Informasi dihimpun, korban pertama kali ditemukan istrinya sepulang mengantarkan anaknya ke sekolah.
Awalnya, istri korban curiga karena pintu rumah tertutup. Kecurigaan istri korban bertambah, saat ia mengetuk pintu dan tak kunjung dibuka.

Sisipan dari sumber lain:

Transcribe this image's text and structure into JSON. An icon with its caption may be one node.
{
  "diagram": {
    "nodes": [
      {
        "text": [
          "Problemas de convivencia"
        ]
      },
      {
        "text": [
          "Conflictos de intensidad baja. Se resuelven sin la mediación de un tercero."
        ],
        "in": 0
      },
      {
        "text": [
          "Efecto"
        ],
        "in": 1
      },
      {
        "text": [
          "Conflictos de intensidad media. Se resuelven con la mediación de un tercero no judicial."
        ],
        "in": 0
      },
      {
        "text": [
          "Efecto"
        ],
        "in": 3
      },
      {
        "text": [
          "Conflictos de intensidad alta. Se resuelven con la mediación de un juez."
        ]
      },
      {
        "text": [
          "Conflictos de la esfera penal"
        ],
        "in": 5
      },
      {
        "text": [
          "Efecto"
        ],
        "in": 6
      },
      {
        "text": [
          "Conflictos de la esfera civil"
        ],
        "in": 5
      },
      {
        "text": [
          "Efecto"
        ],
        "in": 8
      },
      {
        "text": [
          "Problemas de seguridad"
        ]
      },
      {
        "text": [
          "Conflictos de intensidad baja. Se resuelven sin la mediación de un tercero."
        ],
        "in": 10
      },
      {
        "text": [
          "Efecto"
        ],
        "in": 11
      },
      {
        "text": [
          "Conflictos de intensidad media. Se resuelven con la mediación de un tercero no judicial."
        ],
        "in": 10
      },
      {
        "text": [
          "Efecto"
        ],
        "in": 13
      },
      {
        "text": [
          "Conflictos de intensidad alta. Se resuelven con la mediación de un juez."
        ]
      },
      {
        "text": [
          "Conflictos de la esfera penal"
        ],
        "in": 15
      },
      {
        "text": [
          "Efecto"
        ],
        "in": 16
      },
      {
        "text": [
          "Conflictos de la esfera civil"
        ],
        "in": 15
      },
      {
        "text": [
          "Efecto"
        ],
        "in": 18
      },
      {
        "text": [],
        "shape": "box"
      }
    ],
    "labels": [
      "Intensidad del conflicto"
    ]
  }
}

Selanjutnya, istri korban meminta bantuan penghuni asrama sekitar untuk mendobrak pintu rumahnya. Saat didobrak, ia menemukan korban telah gantung diri di ruang tengah.
"Istrinya pertama kali yang menemukan korban gantung diri," kata seorang penghuni asrama seperti dikabarkan
MedanBagus.com.
Ia tidak menyangka korban mengakhiri hidupnya dengan cara gantung diri.
"Setahu kami orangnya baik dan sosok yang sederhana. Rajin beribadah ke masjid dan tidak pernah tinggal shalat berjamaah ke masjid serta kerap mengaji selepas Shalat Magrib atau Isya," katanya.
Sementara itu, Kepala Unit Reskrim Polsek Medan Helvetia AKP Hendrik Temaluru mengaku belum mendapatkan informasi adanya oknum TNI yang tewas gantung diri di wilayah hukumnya.
"Saya belum dapat informasi, tadi kawan-kawan media juga bertanya tentang kronologis adanya TNI yang gantung diri dan saya sampaikan belum tahu dan tak ada laporan yang masuk," pungkasnya.